Chamaedorea Elegans, Parlour Palm - Plant
The Parlour palm can grow to 6 feet and is more resistant to pests than the areca palm. It is also more effective than the areca and the lady palm at removing airborne chemicals. Also an excellent humidifier. Enjoys semi-sun and 60-75°F temperatures, and not less than 50 degrees.
Common name: Chamaedorea Seifrizii
Height: 5.0 to 10.0 feet
Difficulty level: Easy
Planting & Care
Since parlour likes high ambient moisture levels, daily misting of parlour house plants are recommended. Place the parlour where it can get direct natural lighting if possible. Most indoor parlour cannot retain all their foliage and some leaf drop is to be expected.
Follow fertilizing directions for the size container you have. A good potting soil, mixed with perlite for drainage works great. Just keep a check on the soil and allow it to dry out between watering. Parlour likes water, but loves drainage.
Do not leave your containers of parlour outside during the winter months and expect it to live. In cold climate zones you must move the container into a protected warm area during the cold winter months.
Sunlight: Palm s prefer partial shade (or partial with some sunlight), as they are more than happy in low-light conditions.
Soil: Parlour plants also like to have fertile, slightly acidic, well drained but moist soil.
Water: The key to watering parlour is to water often enough and deeply enough to keep the soil moist.
Temprature: They can handle a winter rest in cooler conditions, not less than 50 F. (10 C.). They do tolerate central heating.
Fertilizer: A slow release fertilizer that only needs to be applied twice during the growing season. Other fertilizers may need to be applied up to four times during the growing period and they should have instructions that come with them.
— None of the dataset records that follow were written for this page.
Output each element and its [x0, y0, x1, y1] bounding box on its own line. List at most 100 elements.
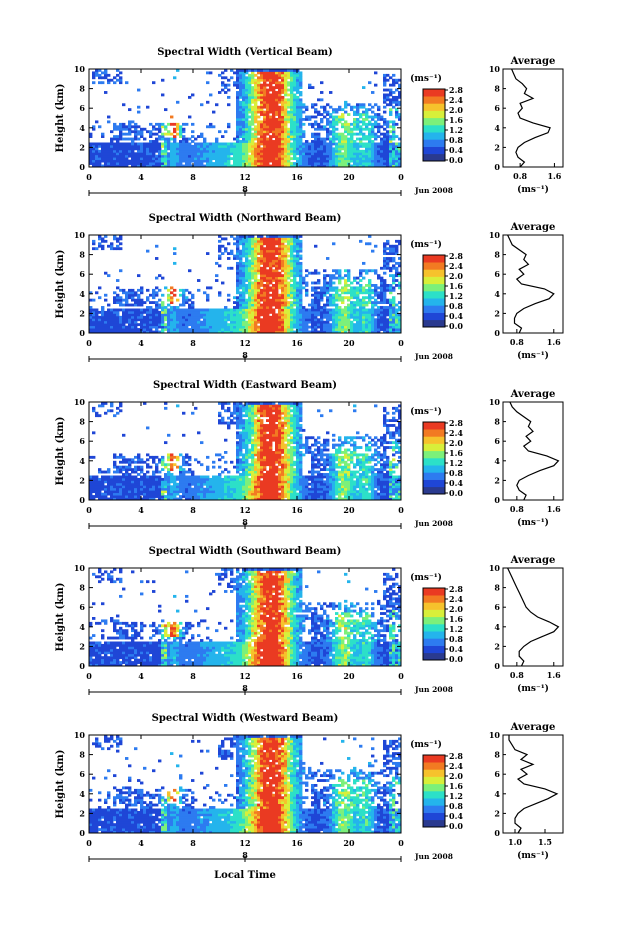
heatmap-cell — [386, 135, 390, 138]
heatmap-cell — [158, 480, 162, 484]
heatmap-cell — [290, 310, 294, 314]
heatmap-cell — [395, 81, 399, 85]
heatmap-cell — [293, 118, 297, 121]
heatmap-cell — [344, 279, 348, 282]
heatmap-cell — [215, 320, 219, 324]
heatmap-cell — [290, 284, 294, 287]
heatmap-cell — [137, 487, 141, 491]
heatmap-cell — [353, 288, 357, 292]
heatmap-cell — [353, 315, 357, 319]
heatmap-cell — [104, 164, 108, 168]
heatmap-cell — [347, 284, 351, 287]
heatmap-cell — [185, 157, 189, 161]
heatmap-cell — [230, 164, 234, 168]
heatmap-cell — [122, 330, 126, 334]
heatmap-cell — [161, 325, 165, 329]
heatmap-cell — [389, 149, 393, 153]
heatmap-cell — [317, 98, 321, 102]
heatmap-cell — [155, 477, 159, 481]
heatmap-cell — [218, 152, 222, 156]
heatmap-cell — [290, 296, 294, 300]
heatmap-cell — [152, 142, 156, 146]
heatmap-cell — [254, 83, 258, 87]
heatmap-cell — [239, 308, 243, 312]
heatmap-cell — [230, 149, 234, 153]
heatmap-cell — [221, 313, 225, 317]
heatmap-cell — [308, 157, 312, 161]
heatmap-cell — [314, 328, 318, 331]
heatmap-cell — [308, 149, 312, 153]
heatmap-cell — [380, 162, 384, 165]
heatmap-cell — [161, 306, 165, 309]
heatmap-cell — [296, 271, 300, 275]
heatmap-cell — [101, 320, 105, 324]
heatmap-cell — [116, 164, 120, 168]
heatmap-cell — [290, 91, 294, 94]
heatmap-cell — [236, 164, 240, 168]
heatmap-cell — [398, 83, 402, 87]
heatmap-cell — [347, 122, 351, 126]
heatmap-cell — [119, 402, 123, 405]
heatmap-cell — [227, 149, 231, 153]
heatmap-cell — [359, 288, 363, 292]
heatmap-cell — [359, 325, 363, 329]
heatmap-cell — [269, 83, 273, 87]
heatmap-cell — [296, 249, 300, 253]
heatmap-cell — [389, 298, 393, 302]
heatmap-cell — [353, 310, 357, 314]
heatmap-cell — [188, 115, 192, 119]
heatmap-cell — [332, 274, 336, 278]
heatmap-cell — [233, 164, 237, 168]
heatmap-cell — [392, 259, 396, 263]
heatmap-cell — [398, 147, 402, 151]
heatmap-cell — [101, 318, 105, 322]
heatmap-cell — [296, 88, 300, 92]
heatmap-cell — [122, 313, 126, 317]
heatmap-cell — [272, 130, 276, 134]
heatmap-cell — [266, 308, 270, 312]
heatmap-cell — [167, 482, 171, 486]
heatmap-cell — [242, 122, 246, 126]
heatmap-cell — [299, 135, 303, 138]
heatmap-cell — [371, 284, 375, 287]
heatmap-cell — [182, 310, 186, 314]
heatmap-cell — [104, 73, 108, 77]
heatmap-cell — [149, 154, 153, 158]
heatmap-cell — [302, 325, 306, 329]
heatmap-cell — [356, 159, 360, 163]
heatmap-cell — [395, 152, 399, 156]
heatmap-cell — [365, 301, 369, 304]
heatmap-cell — [113, 157, 117, 161]
heatmap-cell — [236, 152, 240, 156]
heatmap-cell — [128, 137, 132, 141]
heatmap-cell — [317, 313, 321, 317]
heatmap-cell — [209, 147, 213, 151]
heatmap-cell — [251, 78, 255, 82]
heatmap-cell — [386, 152, 390, 156]
heatmap-cell — [398, 261, 402, 265]
heatmap-cell — [179, 308, 183, 312]
heatmap-cell — [179, 330, 183, 334]
heatmap-cell — [392, 78, 396, 82]
heatmap-cell — [260, 291, 264, 295]
heatmap-cell — [371, 306, 375, 309]
heatmap-cell — [266, 105, 270, 109]
heatmap-cell — [242, 279, 246, 282]
heatmap-cell — [263, 274, 267, 278]
heatmap-cell — [389, 247, 393, 251]
heatmap-cell — [332, 142, 336, 146]
heatmap-cell — [116, 455, 120, 459]
heatmap-cell — [176, 154, 180, 158]
heatmap-cell — [254, 125, 258, 129]
heatmap-cell — [227, 152, 231, 156]
heatmap-cell — [266, 108, 270, 112]
heatmap-cell — [164, 495, 168, 498]
heatmap-cell — [188, 323, 192, 327]
heatmap-cell — [95, 330, 99, 334]
heatmap-cell — [305, 293, 309, 297]
heatmap-cell — [194, 154, 198, 158]
heatmap-cell — [278, 71, 282, 75]
heatmap-cell — [152, 477, 156, 481]
heatmap-cell — [287, 69, 291, 72]
heatmap-cell — [254, 323, 258, 327]
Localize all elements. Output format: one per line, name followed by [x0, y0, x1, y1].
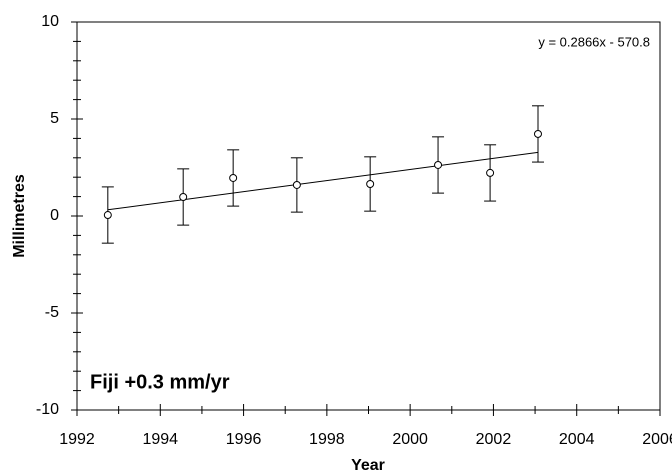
y-tick-label: -5	[45, 304, 59, 321]
data-point	[486, 168, 495, 177]
x-tick-label: 1998	[309, 431, 345, 448]
data-point	[179, 192, 188, 201]
x-tick-label: 1992	[59, 431, 95, 448]
y-tick-label: 10	[41, 13, 59, 30]
data-point	[103, 211, 112, 220]
x-tick-label: 1994	[142, 431, 178, 448]
plot-frame	[76, 21, 661, 411]
data-point	[229, 173, 238, 182]
trend-line	[107, 151, 539, 211]
trend-equation: y = 0.2866x - 570.8	[538, 34, 650, 49]
x-tick-label: 2000	[392, 431, 428, 448]
data-point	[533, 129, 542, 138]
y-tick-label: 0	[50, 207, 59, 224]
y-tick-label: -10	[36, 401, 59, 418]
x-axis-label: Year	[351, 457, 385, 474]
annotation: Fiji +0.3 mm/yr	[90, 371, 230, 393]
data-point	[434, 160, 443, 169]
data-point	[366, 179, 375, 188]
data-point	[292, 180, 301, 189]
x-tick-label: 2006	[642, 431, 672, 448]
x-tick-label: 2002	[476, 431, 512, 448]
x-tick-label: 1996	[226, 431, 262, 448]
x-tick-label: 2004	[559, 431, 595, 448]
y-axis-label: Millimetres	[11, 174, 28, 258]
y-tick-label: 5	[50, 110, 59, 127]
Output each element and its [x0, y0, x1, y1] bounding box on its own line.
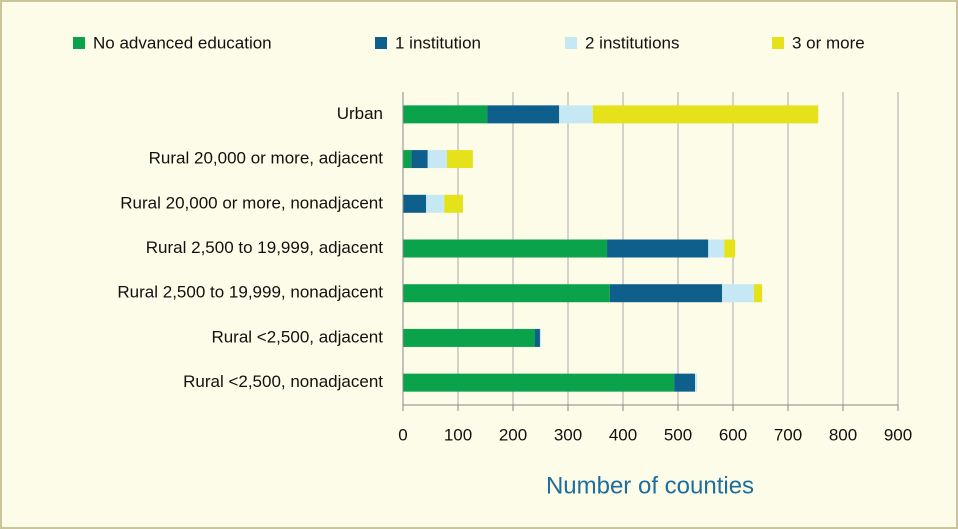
- x-axis-title: Number of counties: [546, 472, 754, 499]
- x-tick-label: 900: [884, 425, 912, 444]
- bar-segment: [403, 105, 488, 124]
- bar-segment: [722, 284, 754, 303]
- legend-label: 3 or more: [792, 33, 865, 52]
- y-tick-label: Rural 20,000 or more, adjacent: [149, 149, 384, 168]
- y-tick-label: Rural <2,500, adjacent: [211, 327, 383, 346]
- bar-segment: [403, 194, 427, 213]
- bar-segment: [444, 194, 463, 213]
- legend-swatch: [565, 37, 577, 49]
- bar-segment: [411, 150, 428, 169]
- bar-segment: [535, 328, 540, 347]
- bar-segment: [403, 328, 535, 347]
- bar-segment: [403, 284, 610, 303]
- bar-segment: [592, 105, 819, 124]
- legend-swatch: [375, 37, 387, 49]
- bar-segment: [426, 194, 445, 213]
- bar-segment: [674, 373, 696, 392]
- legend-label: 2 institutions: [585, 33, 680, 52]
- bar-segment: [559, 105, 593, 124]
- y-tick-label: Rural 20,000 or more, nonadjacent: [120, 193, 383, 212]
- legend-swatch: [772, 37, 784, 49]
- bar-segment: [695, 373, 698, 392]
- x-tick-label: 0: [398, 425, 407, 444]
- bar-segment: [403, 239, 608, 258]
- y-tick-label: Urban: [337, 104, 383, 123]
- y-tick-label: Rural 2,500 to 19,999, adjacent: [146, 238, 384, 257]
- bar-segment: [403, 373, 675, 392]
- bar-segment: [539, 328, 542, 347]
- x-tick-label: 100: [444, 425, 472, 444]
- bar-segment: [724, 239, 736, 258]
- x-tick-label: 300: [554, 425, 582, 444]
- bar-segment: [753, 284, 763, 303]
- legend-swatch: [73, 37, 85, 49]
- bar-segment: [609, 284, 722, 303]
- x-tick-label: 200: [499, 425, 527, 444]
- y-tick-label: Rural 2,500 to 19,999, nonadjacent: [117, 283, 383, 302]
- bar-segment: [607, 239, 709, 258]
- x-tick-label: 500: [664, 425, 692, 444]
- bar-segment: [403, 150, 412, 169]
- bar-segment: [427, 150, 447, 169]
- legend-label: No advanced education: [93, 33, 272, 52]
- x-tick-label: 800: [829, 425, 857, 444]
- bar-segment: [708, 239, 725, 258]
- legend-label: 1 institution: [395, 33, 481, 52]
- y-tick-label: Rural <2,500, nonadjacent: [183, 372, 383, 391]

- After your parlour palm has had time to establish itself you can move it into a shady spot or an area with indirect sun.
- The care is fairly simple, just water your plants when the soil becomes dry.
- Using a palm fertilizer is a good idea, but you should wait with newly planted palms for at least two months.
- Mites can be an issue with palms so keep an eye on the undersides of the leaves.
- If you notice mites, simply wash the leaves carefully in a warm water with mild soap.
- Do this periodically until the mites are gone.
- Also, remove brown and damaged leaves regularly.
Palms tend to lend themselves to creating shadows and reflections. You can stand a palm in an alcove that is lined with a mirror and create stunning effects. If you put one on each side of a fireplace, it’s even doubly stunning. The shadows cast by the palm’s fronds can pattern a plain wall. Spotlights can create good strong light for bold shadows.
These are quite dramatic. Don’t position spotlights too closely because this generates too much heat for the palm to withstand. Finally, lighting the plant from below can cast shadows onto opposite walls and even the ceiling.
- This plant is frequently sold in decorative pots as a finished product rather than something to take home and re-pot in a more attractive vessel, which again makes it a good choice if you don t want to put much effort into plant care.